Как правило, новые люди ей нравились, она им заранее доверяла, старалась все трактовать в их пользу, но сейчас ей меньше всего хотелось быть хорошей и добренькой. После двух дней тихой муки, почти безвылазно проведенных в гостиничном номере, тошнота отступила, да и воспаление на шее прошло, так что можно было снимать повязку. Но антибиотики оставались, нужно было закончить курс. В туалете, который при баре, были медицинские весы, и если верить их показаниям, за время, проведенное в Англии, она потеряла пять фунтов. Это обстоятельство ее обрадовало — после смерти Энди она бросила следить за фигурой и теперь с трудом влезала в свою прежнюю одежду. Садясь в самолет, она расстегнула несколько верхних пуговиц блузки, извиняя это тем, что за долгий полет всегда немного отекаешь, — и прекрасно понимая, что истина куда прозаичнее. Теперь дела явно шли на поправку, в смысле — на похудание.
А тут еще эти американцы. Когда она почувствовала себя лучше и снова стала передвигаться по гостинице, оказалось, что они везде, куда ни пойдешь. Она их ненавидела и не могла оторвать от них глаз. Они буквально лучились лицемерием и честолюбием. Они всех вокруг понимали превратно и никого не любили, не делая исключения даже для самих себя, они пытались скрывать свое кислое отношение к жизни, но делали это не слишком старательно и настолько неумело, что лишь еще больше его подчеркивали.
Тереза восхищалась спокойствием, с каким Эми подавала американцам завтрак, болтала с ними и улыбалась, ни лицом своим, ни жестами не выражая ничего, кроме глубочайшего удовольствия видеть таких гостей. А ведь можно было не сомневаться, что Эми испытывает приблизительно те же чувства, что и она.
Последние дни Тереза много думала об Америке, прежней Америке, с опаляющим ветром и бескрайними просторами. Ей страстно хотелось достичь пределов сценарной реальности, выйти за них. Ее завораживала Эльза Дердл — пожилая грузная женщина с большим автомобилем и пистолетом в перчаточном ящичке, куда-то стремящаяся по широким хайвеям Южной Калифорнии.
Вчера она позвонила медикам «Экс-экс» и договорилась прийти сегодня утром, чтобы снять бинты.

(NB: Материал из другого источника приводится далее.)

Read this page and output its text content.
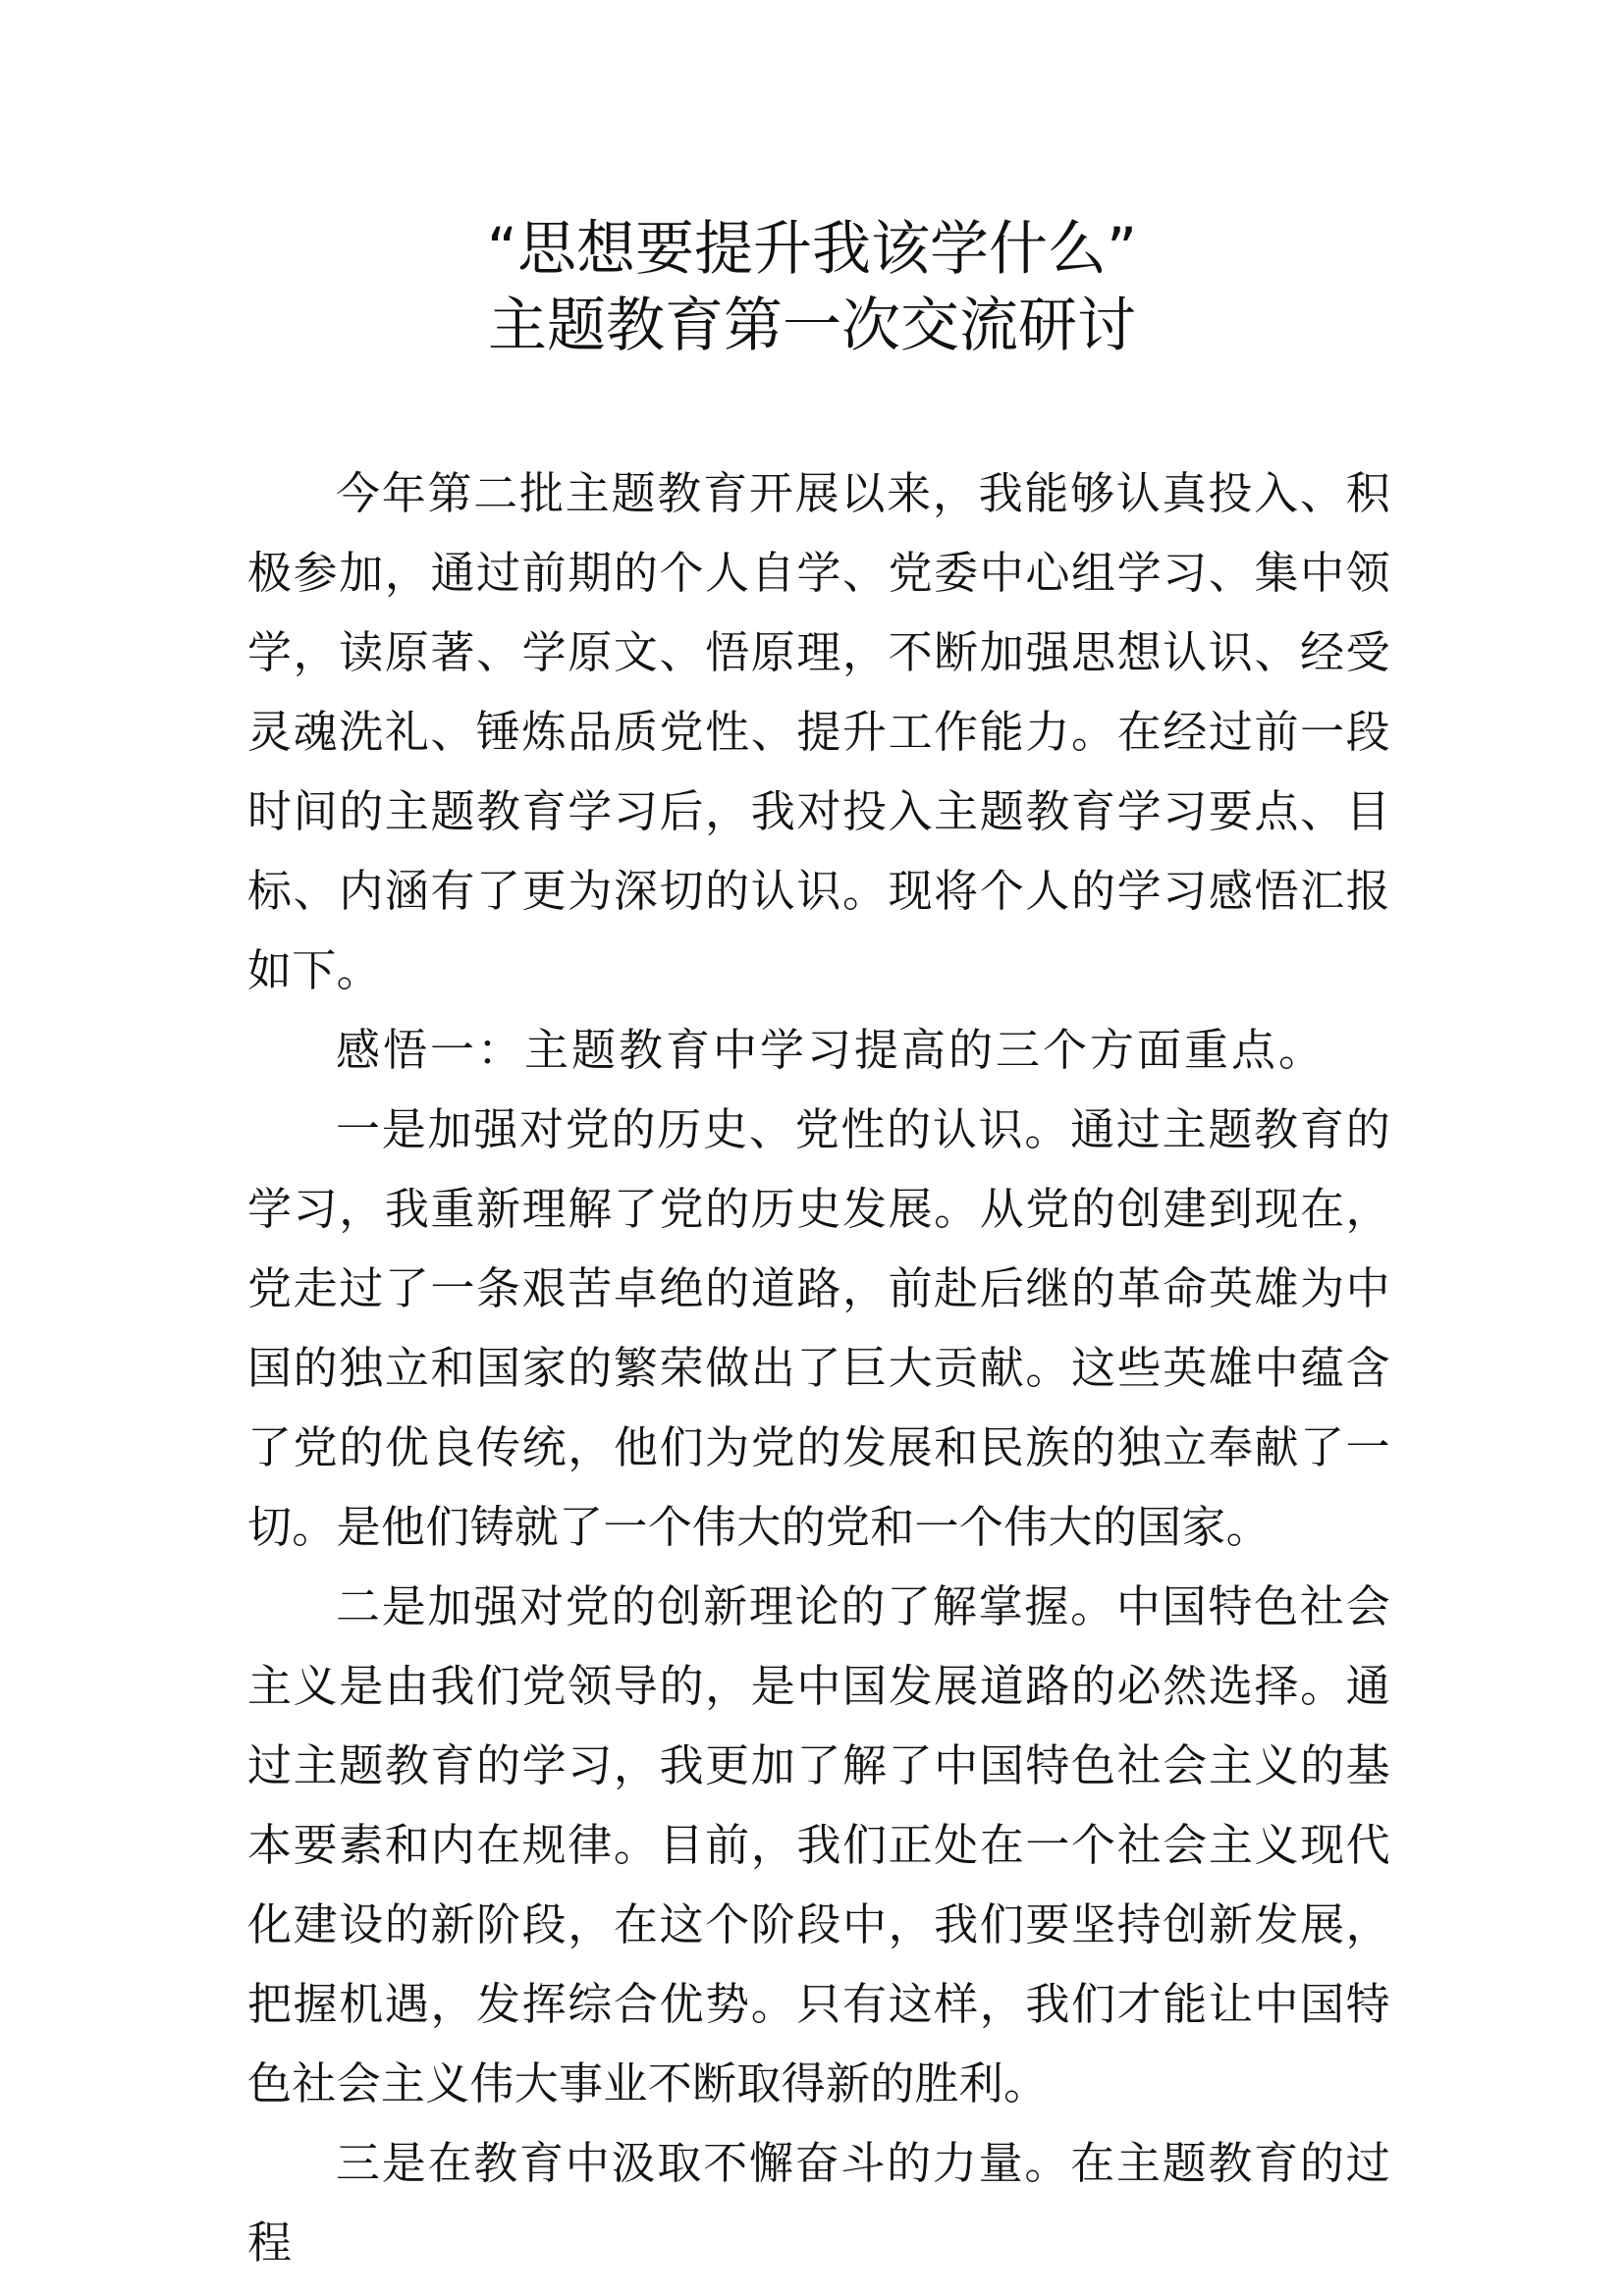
“思想要提升我该学什么”
主题教育第一次交流研讨

今年第二批主题教育开展以来，我能够认真投入、积极参加，通过前期的个人自学、党委中心组学习、集中领学，读原著、学原文、悟原理，不断加强思想认识、经受灵魂洗礼、锤炼品质党性、提升工作能力。在经过前一段时间的主题教育学习后，我对投入主题教育学习要点、目标、内涵有了更为深切的认识。现将个人的学习感悟汇报如下。

感悟一：主题教育中学习提高的三个方面重点。

一是加强对党的历史、党性的认识。通过主题教育的学习，我重新理解了党的历史发展。从党的创建到现在，党走过了一条艰苦卓绝的道路，前赴后继的革命英雄为中国的独立和国家的繁荣做出了巨大贡献。这些英雄中蕴含了党的优良传统，他们为党的发展和民族的独立奉献了一切。是他们铸就了一个伟大的党和一个伟大的国家。

二是加强对党的创新理论的了解掌握。中国特色社会主义是由我们党领导的，是中国发展道路的必然选择。通过主题教育的学习，我更加了解了中国特色社会主义的基本要素和内在规律。目前，我们正处在一个社会主义现代化建设的新阶段，在这个阶段中，我们要坚持创新发展，把握机遇，发挥综合优势。只有这样，我们才能让中国特色社会主义伟大事业不断取得新的胜利。

三是在教育中汲取不懈奋斗的力量。在主题教育的过程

Если воспаленное место совсем очистилось, можно будет тут же и приступить к исследованию сценариев. Пределы затягивали ее, как мощный наркотик.
Чуть позже, когда Тереза вышла из своего номера, направляясь к машине, в коридоре стоял один из молодых людей, виденных ею за завтраком. Она взглянула на него, изобразила уголками рта нечто вроде вежливой улыбки и совсем было прошла мимо.

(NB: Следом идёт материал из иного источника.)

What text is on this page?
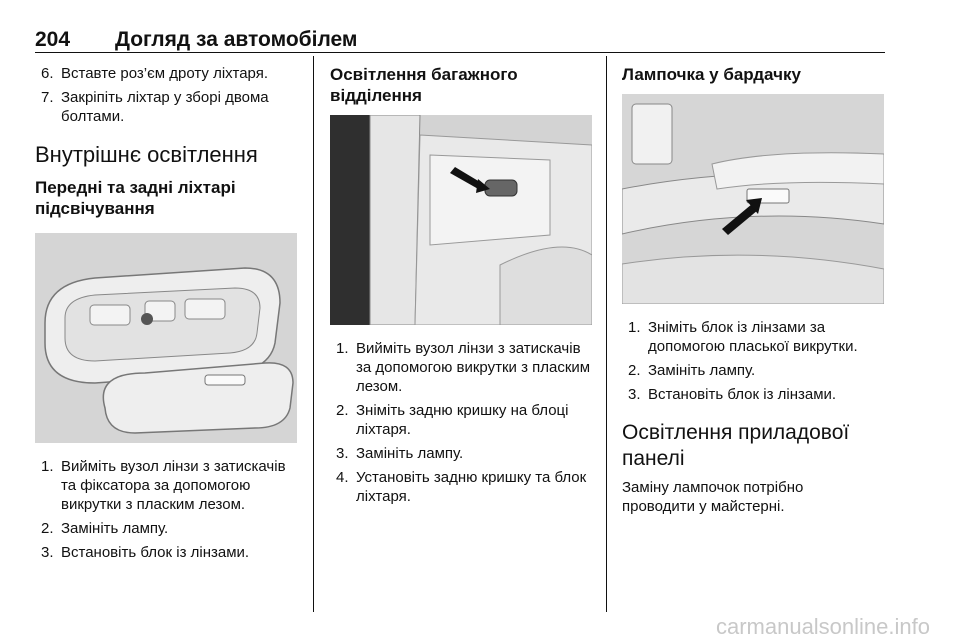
204 Догляд за автомобілем
6. Вставте роз’єм дроту ліхтаря.
7. Закріпіть ліхтар у зборі двома болтами.
Внутрішнє освітлення
Передні та задні ліхтарі підсвічування
1. Вийміть вузол лінзи з затискачів та фіксатора за допомогою викрутки з пласким лезом.
2. Замініть лампу.
3. Встановіть блок із лінзами.
Освітлення багажного відділення
1. Вийміть вузол лінзи з затискачів за допомогою викрутки з пласким лезом.
2. Зніміть задню кришку на блоці ліхтаря.
3. Замініть лампу.
4. Установіть задню кришку та блок ліхтаря.
Лампочка у бардачку
1. Зніміть блок із лінзами за допомогою пласької викрутки.
2. Замініть лампу.
3. Встановіть блок із лінзами.
Освітлення приладової панелі

Заміну лампочок потрібно проводити у майстерні.

carmanualsonline.info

Но он остановил ее, сказав:
— Простите меня, мэм? Хотелось с вами познакомиться. Меня звать Кен Митчелл, я приехал из США.
— Хеллоу. — Не желая вступать в длительные беседы, Тереза постаралась произнести это слово на максимально не-американский манер. Но представиться было необходимо, хотя бы просто из вежливости. — Рада познакомиться, — сказала она. — Я — Тереза Саймонс.
— И я рад с вами познакомиться, миссис Саймонс. Позвольте спросить, вы живете в этой гостинице?
— Да.
— Ясно, так мы и думали. — Он взглянул на дверь, из которой вышла Тереза, как на некое важное доказательство. — А вы тут в Англии вместе с вашей семьей, с вашим партнером?
— Нет, я поселилась здесь одна.
Да кто он на хрен такой, чтобы задавать ей вопросы? А она-то сама, какого черта она отвечает? Тереза шагнула вперед, Кен Митчелл отшагнул в сторону, словно бы случайно, однако преградив ей путь.
— Миссис Саймонс, не планируете ли вы съехать отсюда в самое ближайшее время?
— Нет, не планирую.
Она сказала это со всем доступным ей британским акцентом, однако Митчелла явным образом не интересовал ни ее акцент, ни что-либо еще, ее касающееся, кроме самого факта ее присутствия.
— Ладно, мэм. Это мы еще посмотрим.
— Благодарю вас.
Ничего другого ей просто в голову не пришло, но даже и эта абсолютно неподходящая к обстоятельствам фраза годилась на роль заключительной.
Проходя мимо Митчелла, Тереза уловила легкий запах душистого мыла. У него была чистая здоровая кожа, омерзительно чистая и омерзительно здоровая. Она спустилась, вышла из гостиницы и направилась к парковке. Все в ней кипело от возмущения, возмущения, знакомого ей и прежде. Она общалась с подобными людьми всю свою жизнь, но никак не ожидала встретить их здесь, в Англии. Возможно, они теперь везде, эти американцы, которых Америка хранила прежде для сугубо внутреннего употребления, а теперь, надо думать, пустила на экспорт. Они навязывали миру совершенно искаженное представление об американском образе жизни, о стране дочиста отмытых, хорошо ухоженных, высокооплачиваемых, невозмутимых, притворно учтивых молодых мужчин и женщин, зашоренных карьеристов, которым трижды плевать на все, кроме собственной персоны.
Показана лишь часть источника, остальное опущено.